Trying to erase this memory and all the others that made her stomach sick, she chomped on her cheeto puffs, ironically, smoked her cigarette, and pretended. She was calm and not claustrophobic and not scared out of her mind and agitated and antsy and sad and yearning and disappointed and stuck in a daily purgatory.

She pretended lots of things. When she was little she played psychologist and would make up stories for invisible patients and write down prescriptions to their problems on a legal pad. Now she pretended to be happy and stable. I suppose they tie into each other quite nicely.
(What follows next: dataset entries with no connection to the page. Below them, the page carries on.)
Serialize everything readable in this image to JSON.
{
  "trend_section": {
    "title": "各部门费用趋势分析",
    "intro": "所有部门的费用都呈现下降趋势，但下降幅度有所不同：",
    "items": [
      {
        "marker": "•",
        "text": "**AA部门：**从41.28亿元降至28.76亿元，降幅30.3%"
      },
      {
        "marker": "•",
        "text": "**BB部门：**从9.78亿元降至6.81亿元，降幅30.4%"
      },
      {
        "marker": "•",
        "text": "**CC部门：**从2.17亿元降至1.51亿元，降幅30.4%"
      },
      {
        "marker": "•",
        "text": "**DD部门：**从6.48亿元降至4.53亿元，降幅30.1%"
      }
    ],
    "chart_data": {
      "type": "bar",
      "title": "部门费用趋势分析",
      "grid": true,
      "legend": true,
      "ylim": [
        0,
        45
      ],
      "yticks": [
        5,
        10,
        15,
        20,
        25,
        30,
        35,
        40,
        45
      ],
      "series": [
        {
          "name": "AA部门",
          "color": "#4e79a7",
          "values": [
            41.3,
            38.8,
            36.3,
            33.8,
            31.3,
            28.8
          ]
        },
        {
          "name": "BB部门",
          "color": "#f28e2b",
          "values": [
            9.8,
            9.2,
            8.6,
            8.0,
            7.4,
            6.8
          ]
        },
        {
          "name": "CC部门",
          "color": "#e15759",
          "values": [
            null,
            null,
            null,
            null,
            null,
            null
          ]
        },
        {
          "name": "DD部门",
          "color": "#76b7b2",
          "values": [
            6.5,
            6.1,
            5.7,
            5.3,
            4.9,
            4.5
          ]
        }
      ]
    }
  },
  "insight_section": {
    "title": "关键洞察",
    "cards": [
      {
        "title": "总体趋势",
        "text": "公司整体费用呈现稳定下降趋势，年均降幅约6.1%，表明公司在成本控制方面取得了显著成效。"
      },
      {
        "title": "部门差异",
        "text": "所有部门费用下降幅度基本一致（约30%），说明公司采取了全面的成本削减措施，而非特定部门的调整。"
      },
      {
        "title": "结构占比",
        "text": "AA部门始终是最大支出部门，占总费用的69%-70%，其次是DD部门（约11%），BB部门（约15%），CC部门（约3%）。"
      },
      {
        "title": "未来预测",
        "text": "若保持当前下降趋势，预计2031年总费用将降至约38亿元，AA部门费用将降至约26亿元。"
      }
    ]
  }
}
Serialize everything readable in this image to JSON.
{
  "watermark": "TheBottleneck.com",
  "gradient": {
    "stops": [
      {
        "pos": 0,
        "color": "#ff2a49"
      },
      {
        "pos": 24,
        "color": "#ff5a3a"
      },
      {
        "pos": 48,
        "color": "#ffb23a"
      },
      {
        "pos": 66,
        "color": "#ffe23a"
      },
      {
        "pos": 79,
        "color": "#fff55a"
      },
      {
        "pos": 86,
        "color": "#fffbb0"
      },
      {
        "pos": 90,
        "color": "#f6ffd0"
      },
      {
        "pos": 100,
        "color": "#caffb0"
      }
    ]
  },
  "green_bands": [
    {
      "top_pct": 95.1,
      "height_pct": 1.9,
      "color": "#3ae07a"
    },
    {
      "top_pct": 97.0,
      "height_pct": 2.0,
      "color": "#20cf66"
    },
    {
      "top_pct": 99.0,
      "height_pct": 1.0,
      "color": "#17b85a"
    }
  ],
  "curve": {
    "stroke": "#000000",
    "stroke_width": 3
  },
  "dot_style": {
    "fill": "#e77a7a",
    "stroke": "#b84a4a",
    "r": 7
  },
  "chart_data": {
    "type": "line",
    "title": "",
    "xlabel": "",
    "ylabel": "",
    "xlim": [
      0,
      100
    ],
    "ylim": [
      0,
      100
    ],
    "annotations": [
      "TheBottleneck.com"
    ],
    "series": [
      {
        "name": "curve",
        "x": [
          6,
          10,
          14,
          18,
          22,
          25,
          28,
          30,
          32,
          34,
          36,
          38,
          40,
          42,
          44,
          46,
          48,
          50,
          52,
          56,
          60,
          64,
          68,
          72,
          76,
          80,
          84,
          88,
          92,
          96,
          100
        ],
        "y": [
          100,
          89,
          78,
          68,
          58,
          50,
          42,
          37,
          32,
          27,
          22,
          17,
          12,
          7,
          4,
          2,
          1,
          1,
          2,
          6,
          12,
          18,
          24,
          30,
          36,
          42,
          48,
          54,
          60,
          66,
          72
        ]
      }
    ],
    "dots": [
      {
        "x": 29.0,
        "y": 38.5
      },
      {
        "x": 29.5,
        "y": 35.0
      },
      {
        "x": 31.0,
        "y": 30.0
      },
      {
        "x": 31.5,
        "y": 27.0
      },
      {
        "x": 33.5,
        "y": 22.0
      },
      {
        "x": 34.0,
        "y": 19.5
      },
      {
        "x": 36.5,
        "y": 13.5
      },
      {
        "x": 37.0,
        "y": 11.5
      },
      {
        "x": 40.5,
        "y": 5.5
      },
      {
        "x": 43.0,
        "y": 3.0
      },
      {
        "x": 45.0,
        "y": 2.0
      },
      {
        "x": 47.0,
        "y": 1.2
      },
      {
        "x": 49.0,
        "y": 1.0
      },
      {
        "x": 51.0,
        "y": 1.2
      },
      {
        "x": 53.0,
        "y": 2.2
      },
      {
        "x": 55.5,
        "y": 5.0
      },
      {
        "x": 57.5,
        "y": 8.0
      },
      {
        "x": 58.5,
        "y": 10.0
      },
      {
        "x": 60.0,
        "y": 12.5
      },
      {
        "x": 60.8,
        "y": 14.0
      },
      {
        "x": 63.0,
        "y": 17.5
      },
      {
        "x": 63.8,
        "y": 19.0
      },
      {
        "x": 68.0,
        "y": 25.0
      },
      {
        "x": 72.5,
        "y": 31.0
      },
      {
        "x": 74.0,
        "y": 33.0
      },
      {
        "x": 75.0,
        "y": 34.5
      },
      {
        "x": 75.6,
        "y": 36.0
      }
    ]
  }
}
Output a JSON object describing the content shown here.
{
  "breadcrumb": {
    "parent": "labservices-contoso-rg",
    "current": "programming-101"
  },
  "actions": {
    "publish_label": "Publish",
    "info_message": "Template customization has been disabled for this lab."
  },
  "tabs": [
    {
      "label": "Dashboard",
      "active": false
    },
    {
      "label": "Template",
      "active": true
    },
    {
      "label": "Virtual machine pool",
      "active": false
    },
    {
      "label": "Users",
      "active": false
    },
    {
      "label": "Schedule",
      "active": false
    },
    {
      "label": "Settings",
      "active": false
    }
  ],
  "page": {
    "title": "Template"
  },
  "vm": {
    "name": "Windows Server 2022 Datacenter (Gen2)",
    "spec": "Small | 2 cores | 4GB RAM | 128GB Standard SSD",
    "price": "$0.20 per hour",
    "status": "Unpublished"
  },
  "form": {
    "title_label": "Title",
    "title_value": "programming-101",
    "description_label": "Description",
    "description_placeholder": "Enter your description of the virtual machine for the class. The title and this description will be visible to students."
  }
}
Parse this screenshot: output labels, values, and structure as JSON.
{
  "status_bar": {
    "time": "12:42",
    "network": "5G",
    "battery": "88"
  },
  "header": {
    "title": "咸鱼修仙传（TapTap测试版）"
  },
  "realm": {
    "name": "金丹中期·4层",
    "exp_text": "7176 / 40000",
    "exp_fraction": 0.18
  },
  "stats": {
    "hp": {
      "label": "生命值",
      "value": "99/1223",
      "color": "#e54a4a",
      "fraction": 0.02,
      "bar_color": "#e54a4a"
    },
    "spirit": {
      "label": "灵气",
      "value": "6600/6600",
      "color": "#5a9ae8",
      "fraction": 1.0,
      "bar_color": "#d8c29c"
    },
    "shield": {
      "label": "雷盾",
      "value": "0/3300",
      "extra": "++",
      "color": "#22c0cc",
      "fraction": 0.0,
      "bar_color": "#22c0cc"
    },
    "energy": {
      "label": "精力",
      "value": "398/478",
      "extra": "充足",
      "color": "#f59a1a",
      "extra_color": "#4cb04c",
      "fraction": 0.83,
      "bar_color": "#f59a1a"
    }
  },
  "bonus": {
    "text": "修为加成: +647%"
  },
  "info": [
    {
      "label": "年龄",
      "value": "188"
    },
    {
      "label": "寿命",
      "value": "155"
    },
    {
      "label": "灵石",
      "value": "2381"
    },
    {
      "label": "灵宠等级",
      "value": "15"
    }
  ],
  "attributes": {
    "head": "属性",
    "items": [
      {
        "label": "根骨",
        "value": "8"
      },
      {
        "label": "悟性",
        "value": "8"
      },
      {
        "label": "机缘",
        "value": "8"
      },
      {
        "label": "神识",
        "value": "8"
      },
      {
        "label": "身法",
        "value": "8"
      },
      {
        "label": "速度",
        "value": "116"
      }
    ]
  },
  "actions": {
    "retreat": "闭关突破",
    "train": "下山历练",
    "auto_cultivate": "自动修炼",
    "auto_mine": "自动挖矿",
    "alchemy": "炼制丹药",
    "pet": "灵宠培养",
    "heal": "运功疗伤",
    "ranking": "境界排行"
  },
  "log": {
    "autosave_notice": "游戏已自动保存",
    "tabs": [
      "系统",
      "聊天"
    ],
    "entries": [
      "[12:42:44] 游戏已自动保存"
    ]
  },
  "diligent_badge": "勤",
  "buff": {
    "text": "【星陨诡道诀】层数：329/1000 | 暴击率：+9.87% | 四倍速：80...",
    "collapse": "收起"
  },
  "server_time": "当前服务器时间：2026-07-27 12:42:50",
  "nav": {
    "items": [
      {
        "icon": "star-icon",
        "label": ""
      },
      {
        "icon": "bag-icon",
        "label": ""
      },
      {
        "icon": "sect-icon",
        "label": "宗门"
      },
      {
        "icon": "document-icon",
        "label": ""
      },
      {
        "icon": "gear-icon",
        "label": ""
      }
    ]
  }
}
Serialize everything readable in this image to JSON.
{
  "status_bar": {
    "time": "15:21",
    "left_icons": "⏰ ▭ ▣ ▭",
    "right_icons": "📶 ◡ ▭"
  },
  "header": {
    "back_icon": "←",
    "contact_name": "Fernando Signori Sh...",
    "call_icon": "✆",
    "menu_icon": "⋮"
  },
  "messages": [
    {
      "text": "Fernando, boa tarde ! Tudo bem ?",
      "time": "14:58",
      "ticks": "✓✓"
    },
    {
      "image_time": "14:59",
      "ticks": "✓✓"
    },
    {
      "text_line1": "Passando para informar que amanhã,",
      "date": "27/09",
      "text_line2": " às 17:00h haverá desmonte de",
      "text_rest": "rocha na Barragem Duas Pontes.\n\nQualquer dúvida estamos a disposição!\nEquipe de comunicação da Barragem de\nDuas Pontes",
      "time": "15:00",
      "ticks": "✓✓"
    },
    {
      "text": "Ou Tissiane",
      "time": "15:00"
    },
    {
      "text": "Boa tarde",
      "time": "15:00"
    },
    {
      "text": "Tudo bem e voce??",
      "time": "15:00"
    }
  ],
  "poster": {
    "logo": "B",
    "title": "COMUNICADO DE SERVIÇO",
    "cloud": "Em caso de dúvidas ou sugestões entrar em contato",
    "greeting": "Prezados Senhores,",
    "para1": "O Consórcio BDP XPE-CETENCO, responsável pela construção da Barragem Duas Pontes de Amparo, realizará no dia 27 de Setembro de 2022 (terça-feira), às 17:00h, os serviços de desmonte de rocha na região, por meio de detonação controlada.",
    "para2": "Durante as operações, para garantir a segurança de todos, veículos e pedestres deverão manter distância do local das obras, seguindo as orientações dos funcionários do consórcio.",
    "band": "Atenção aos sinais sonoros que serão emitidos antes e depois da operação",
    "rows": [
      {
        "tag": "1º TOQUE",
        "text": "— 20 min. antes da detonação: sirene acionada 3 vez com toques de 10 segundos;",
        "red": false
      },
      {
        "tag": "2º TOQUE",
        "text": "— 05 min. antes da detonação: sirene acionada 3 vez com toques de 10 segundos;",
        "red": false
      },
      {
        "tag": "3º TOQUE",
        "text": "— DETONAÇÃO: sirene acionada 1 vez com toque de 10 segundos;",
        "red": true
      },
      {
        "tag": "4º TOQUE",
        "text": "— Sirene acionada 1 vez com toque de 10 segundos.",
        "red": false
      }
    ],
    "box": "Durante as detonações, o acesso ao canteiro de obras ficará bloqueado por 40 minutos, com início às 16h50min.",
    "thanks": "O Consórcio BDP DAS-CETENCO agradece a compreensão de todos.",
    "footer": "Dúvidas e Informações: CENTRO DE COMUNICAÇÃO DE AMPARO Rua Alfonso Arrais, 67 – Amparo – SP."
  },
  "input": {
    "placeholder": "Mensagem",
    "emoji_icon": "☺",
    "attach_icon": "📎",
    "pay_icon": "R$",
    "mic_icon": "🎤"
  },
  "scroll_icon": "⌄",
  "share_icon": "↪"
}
She was fine, just fine. At least that’s what she told the world. At least that’s what her painted veil of a face said to strangers when they first met.  That’s what she told Pete, when they met indoors, in the room. But when he told her to be honest, it was like a lie detector test, and she couldn’t lie and the words came out and her skin came off and he saw her skeleton and her bruised bones and her imperfections and he did not embrace them like they do in romance novels or the movies. He said goodbye. And she cried because she was worried they always would. All she wanted was to hear hello, instead of goodbye. But maybe that was too much to ask. 

2 comments:

Anonymous said...

HELLO!!!!!!!

Anonymous said...

this is so beautifully written...and rings true in so many ways..you are a Writer!